The boxy exterior is only to house the internals of the original drone taken apart. The main purpose of this assembly is to check if the 3D prints successfully house the internals.
Furniture Design Using Rhino
Furniture designs modeled in Rhinoceros and rendered using Brazil. I have experimented significantly with lighting, environments, color mapping and texture mapping. to get a custom look for the wood, fabric and ceramic seen on the models.
Cube Side Table
An exploration of the table saw and jig making for arriving at precise compound angles. This 18x18x18" side table has a simple form but with complex math and a complex gluing system to achieve seamless miters and ensure the secure connection at the corners.
The clamping mechanism for gluing 3-way miter is complex and cannot be achieved using clamps. This requires holes through which metal cord is strung and tightened till substantially tight.

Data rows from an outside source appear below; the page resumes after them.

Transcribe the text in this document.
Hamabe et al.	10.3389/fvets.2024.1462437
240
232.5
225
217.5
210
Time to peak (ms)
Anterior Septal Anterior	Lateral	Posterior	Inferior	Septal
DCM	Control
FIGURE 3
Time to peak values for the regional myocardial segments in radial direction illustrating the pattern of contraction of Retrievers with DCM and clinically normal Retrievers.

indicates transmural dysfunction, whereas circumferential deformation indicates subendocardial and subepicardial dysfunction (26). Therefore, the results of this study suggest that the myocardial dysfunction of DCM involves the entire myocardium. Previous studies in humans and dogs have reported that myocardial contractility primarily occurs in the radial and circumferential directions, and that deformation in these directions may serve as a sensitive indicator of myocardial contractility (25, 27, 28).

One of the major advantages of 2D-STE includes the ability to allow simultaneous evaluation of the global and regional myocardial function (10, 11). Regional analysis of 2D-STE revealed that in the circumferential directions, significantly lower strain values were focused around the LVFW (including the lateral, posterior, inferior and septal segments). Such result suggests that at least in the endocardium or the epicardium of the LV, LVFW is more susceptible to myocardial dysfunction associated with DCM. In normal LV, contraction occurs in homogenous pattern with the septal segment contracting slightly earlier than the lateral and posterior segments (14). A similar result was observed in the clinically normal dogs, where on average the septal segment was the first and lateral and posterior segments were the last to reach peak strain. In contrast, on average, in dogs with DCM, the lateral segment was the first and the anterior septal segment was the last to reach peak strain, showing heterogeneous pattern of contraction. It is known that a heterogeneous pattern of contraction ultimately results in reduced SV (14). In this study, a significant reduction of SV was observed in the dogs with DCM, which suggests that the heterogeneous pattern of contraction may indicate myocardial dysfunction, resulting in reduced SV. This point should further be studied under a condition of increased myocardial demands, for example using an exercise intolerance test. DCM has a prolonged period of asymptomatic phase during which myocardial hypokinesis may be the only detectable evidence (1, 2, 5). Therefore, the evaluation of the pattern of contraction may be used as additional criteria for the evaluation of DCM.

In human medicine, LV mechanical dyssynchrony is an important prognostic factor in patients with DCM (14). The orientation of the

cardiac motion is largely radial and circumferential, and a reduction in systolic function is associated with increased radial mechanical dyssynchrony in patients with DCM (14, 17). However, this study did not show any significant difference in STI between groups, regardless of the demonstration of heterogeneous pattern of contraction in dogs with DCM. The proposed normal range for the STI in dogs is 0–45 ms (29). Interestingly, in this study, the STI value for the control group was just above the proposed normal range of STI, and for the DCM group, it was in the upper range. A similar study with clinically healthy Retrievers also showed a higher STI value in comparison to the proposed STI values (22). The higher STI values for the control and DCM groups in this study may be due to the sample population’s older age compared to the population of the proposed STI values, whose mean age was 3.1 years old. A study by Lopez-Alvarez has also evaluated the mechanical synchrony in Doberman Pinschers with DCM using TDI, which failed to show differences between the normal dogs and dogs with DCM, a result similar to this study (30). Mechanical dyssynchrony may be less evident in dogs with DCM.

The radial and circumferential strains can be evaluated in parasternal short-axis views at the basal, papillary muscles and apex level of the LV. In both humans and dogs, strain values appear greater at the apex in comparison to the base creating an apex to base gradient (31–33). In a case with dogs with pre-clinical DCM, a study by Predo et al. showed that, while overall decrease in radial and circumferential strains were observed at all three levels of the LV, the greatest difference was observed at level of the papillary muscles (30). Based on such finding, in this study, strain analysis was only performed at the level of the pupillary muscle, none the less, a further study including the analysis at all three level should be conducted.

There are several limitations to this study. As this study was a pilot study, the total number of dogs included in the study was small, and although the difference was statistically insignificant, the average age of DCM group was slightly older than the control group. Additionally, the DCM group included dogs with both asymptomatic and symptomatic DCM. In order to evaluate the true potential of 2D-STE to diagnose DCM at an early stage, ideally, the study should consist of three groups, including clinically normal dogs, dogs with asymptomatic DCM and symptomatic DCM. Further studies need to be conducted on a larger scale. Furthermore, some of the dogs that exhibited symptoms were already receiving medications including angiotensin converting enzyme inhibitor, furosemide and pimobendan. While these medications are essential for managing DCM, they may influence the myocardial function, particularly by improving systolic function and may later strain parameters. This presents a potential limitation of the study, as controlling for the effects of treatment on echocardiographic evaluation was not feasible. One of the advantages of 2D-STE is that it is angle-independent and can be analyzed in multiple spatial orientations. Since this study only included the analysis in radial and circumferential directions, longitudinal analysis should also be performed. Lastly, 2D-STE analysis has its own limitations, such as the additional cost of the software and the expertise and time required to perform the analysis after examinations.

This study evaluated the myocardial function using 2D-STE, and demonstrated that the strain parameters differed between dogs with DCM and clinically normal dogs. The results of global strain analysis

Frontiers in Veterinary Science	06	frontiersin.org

Its also challenging to get the form together since the domino's inside the miters form undercuts that are challenging to deal with during assembly, especially if not assembled in the right order.
The orange accents provided by the cord pays homage to the process responsible to get the form together.
The cube is assembled by joining an 2 assembles of 5 parts with 2 singular parts. This is done because the domino blocks form undercuts which make the assembly harder and harder to assemble if done so one part at a time.
Fun Fact: The Cube Side Table was an evolution of one of my 'form' projects for Wood 2, which did not have the table top or the orange accents. I decided to add the top to make the piece a functional part of my home and added the orange cord as recommended by my professor Charley Appleton during my critique.